New lifespan “score” can help predict how long you might live
In recent research presented at the American Society of Human Genetics annual meeting, scientists detail how they devised a way to estimate whether an individual can expect to live longer or shorter on average. Their approach came from studying the effect of genetic variations on lifespan across the human genome.
Through the largest ever genome-wide association study of lifespan, the researchers combined genetic data from more than 500,000 participants in the UK Biobank and other cohorts with data on the lifespan of participant’s parents. The effects of just a single gene on lifespan are tiny, so this larger sample size was needed to identify the genes relevant to our lifespan. This sample helped researchers validate six previously identified associations between specific genes and aging – such as the APOE gene, which has been linked to risk of neurodegenerative disease.
Additionally, the research team found 21 new genomic regions that have an influence on the human lifespan. They then used their results to create a polygenic risk score for lifespan, which is a personalized genomic score that estimates an individual’s genetic likelihood of a longer life.
“Using a person’s genetic information alone, we can identify the 10 percent of people with the most protective genes, who will live an average of five years longer than the least protected 10 percent,” explains Paul Timmers, a graduate student at the University of Edinburgh.
The study also dove deeper into the specifics of the effects of genetic variants on the aging process, as the researchers wanted to determine whether certain variants were affecting aging directly or influencing the risk of individual diseases that could lead to death. They discovered that among common variants, the genes associated with Alzheimer’s disease, heart disease, and smoking-related conditions were linked to overall lifespan. Interestingly, they did not find lifespan associations for other cancers, which may suggest that the risk of death due to other cancers is a result of rarer genetic variants or the environment.

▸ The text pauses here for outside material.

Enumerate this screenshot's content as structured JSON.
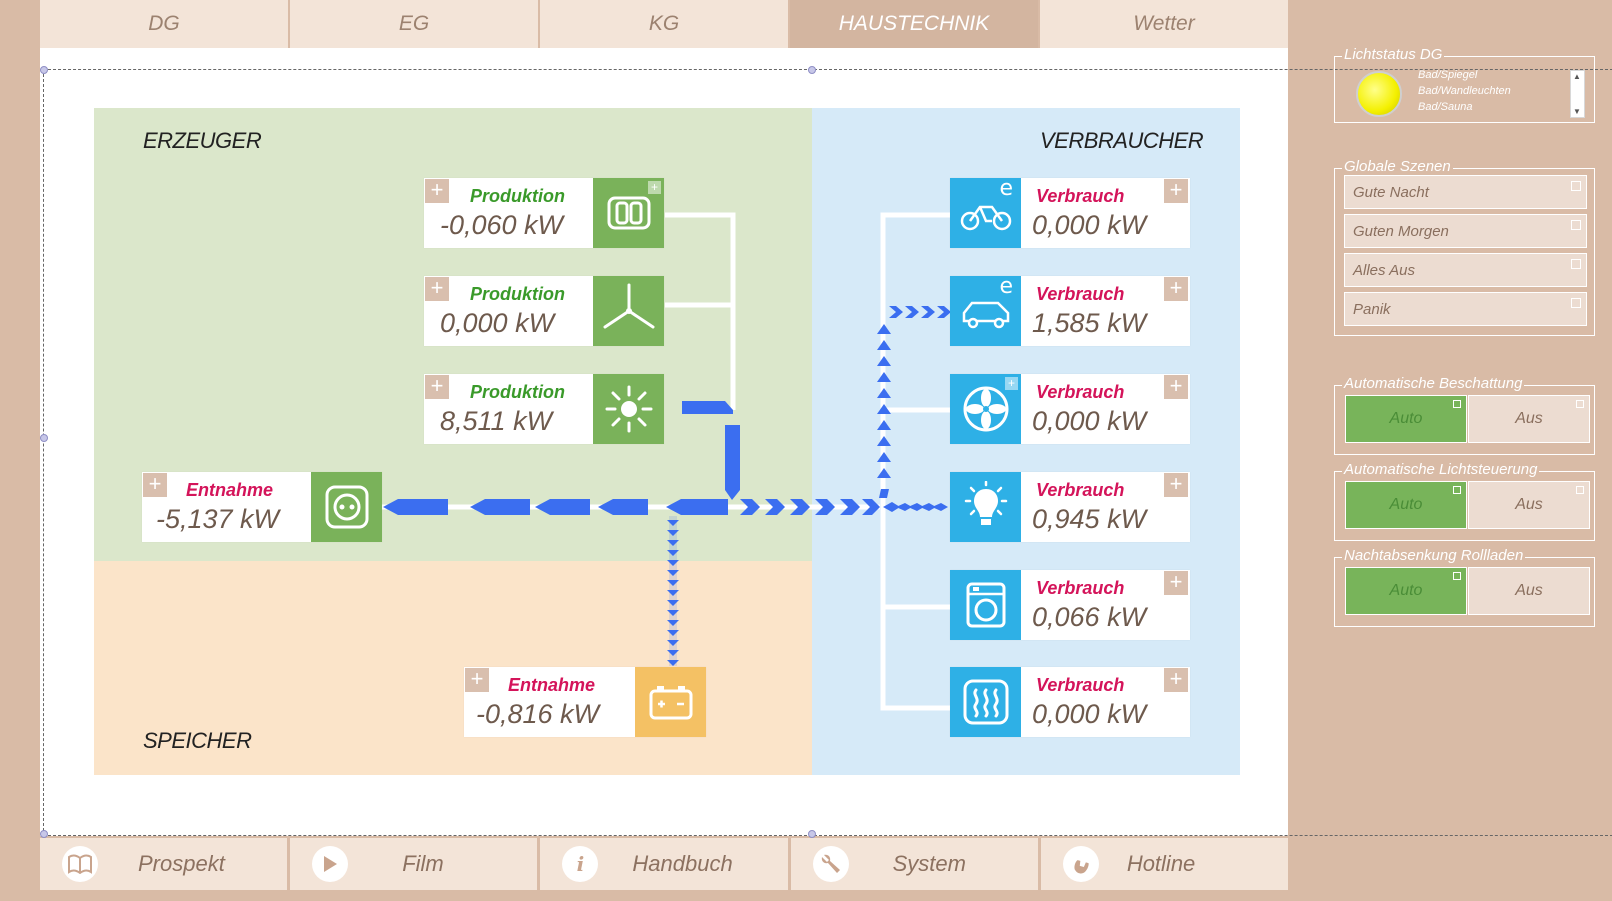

“This was an interesting result,” says Timmers. “We suspect that the variants we found, such as for smoking and Alzheimer’s disease, pertain uniquely to the modern period of human history. For example, a genetic propensity to smoke wasn’t harmful before we discovered tobacco, but it is now. Since natural selection has not yet had many generations to act on these variants, the variants are still fairly common.”
Moving forward, the researchers plan to study how the variants and functional pathways they identified affect lifespan.